- Opposition demonstrating against current polling process
- High Court ruled action in capital, Harare, could go ahead
Zimbabwean riot police fired tear gas and water cannons at protesters in the capital after the High Court ruled that a demonstration by opposition parties to demand changes in the electoral system could go ahead.
Clashes broke out in different parts of central Harare on Friday as protesters lobbed tear-gas canisters back at the police and pelted them with stones. Some vehicles were also set ablaze while unrest spread west across parts of the city. At least 50 people were injured, former Vice President Joice Mujuru, who leads the Zimbabwe People First party, told reporters.
The authorities appear “determined to crush the people’s will,” Tendai Biti, leader of the Peoples’ Democratic Party and a former finance minister, said by phone from Harare.
President Robert Mugabe, 92, has faced increased protests in recent months as an unprecedented liquidity crisis has led to civil servants, including the military, receiving salaries late and some private-sector workers being given goods instead of pay. That sparked a national strike on July 6 that shut down much of Zimbabwe. The country was also hit by riots as taxi operators protested against police harassment.

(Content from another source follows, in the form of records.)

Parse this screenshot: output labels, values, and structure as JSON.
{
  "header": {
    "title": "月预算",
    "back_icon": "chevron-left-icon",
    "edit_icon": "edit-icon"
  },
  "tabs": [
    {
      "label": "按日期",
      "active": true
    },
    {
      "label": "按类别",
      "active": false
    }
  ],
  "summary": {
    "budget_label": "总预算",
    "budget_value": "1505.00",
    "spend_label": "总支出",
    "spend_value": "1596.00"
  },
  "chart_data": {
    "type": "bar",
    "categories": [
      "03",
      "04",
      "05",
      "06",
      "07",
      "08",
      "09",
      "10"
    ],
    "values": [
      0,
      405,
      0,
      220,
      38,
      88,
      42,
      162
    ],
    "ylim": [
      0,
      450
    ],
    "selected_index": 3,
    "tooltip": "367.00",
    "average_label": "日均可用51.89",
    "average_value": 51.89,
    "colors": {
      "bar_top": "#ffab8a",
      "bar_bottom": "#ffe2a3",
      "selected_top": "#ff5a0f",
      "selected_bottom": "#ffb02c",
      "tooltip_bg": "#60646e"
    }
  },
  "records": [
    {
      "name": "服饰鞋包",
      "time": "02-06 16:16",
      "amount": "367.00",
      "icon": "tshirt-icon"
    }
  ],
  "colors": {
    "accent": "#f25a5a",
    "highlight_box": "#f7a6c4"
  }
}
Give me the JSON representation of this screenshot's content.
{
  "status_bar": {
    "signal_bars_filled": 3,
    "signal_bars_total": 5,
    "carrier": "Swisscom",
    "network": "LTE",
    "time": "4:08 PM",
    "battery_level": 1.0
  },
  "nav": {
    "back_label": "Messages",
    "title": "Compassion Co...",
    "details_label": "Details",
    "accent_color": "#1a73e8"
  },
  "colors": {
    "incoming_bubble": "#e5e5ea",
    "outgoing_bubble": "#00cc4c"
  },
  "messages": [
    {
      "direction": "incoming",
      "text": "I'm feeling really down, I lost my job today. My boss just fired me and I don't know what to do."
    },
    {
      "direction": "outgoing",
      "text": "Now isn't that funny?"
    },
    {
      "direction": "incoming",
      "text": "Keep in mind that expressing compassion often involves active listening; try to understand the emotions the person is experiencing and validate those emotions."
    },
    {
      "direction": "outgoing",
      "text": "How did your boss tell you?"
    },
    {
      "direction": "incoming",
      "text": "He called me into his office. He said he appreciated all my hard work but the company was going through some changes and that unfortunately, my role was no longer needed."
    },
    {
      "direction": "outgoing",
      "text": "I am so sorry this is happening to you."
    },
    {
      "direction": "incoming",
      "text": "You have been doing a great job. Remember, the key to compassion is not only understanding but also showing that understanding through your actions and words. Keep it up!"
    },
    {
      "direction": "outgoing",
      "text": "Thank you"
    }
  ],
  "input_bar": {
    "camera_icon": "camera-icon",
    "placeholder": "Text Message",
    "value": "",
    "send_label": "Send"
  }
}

Sponsors of the protest in the capital, Harare, include Morgan Tsvangirai, leader of the main faction of the Movement for Democratic Change, Mujuru and opposition figures including Biti and Welshman Ncube, according to Tsvangirai and a spokesman for Mujuru’s party. They plan to present a petition to the electoral commission.
Eighteen opposition parties met Aug. 23 to plan the march to demand changes to electoral procedures, including giving them access to the voters’ roll and the establishment of an independent electoral commission that’s no longer controlled by the Justice Ministry.
“Today’s brutal suppression of the people will not stop them from exercising their rights as given by the constitution,” MDC-T spokesman Luke Tamborinyoka said in a statement to reporters. “The police should stand warned not to continue to provoke the peace-loving and innocent people of Zimbabwe whose only crime today was to attempt to exercise their rights.”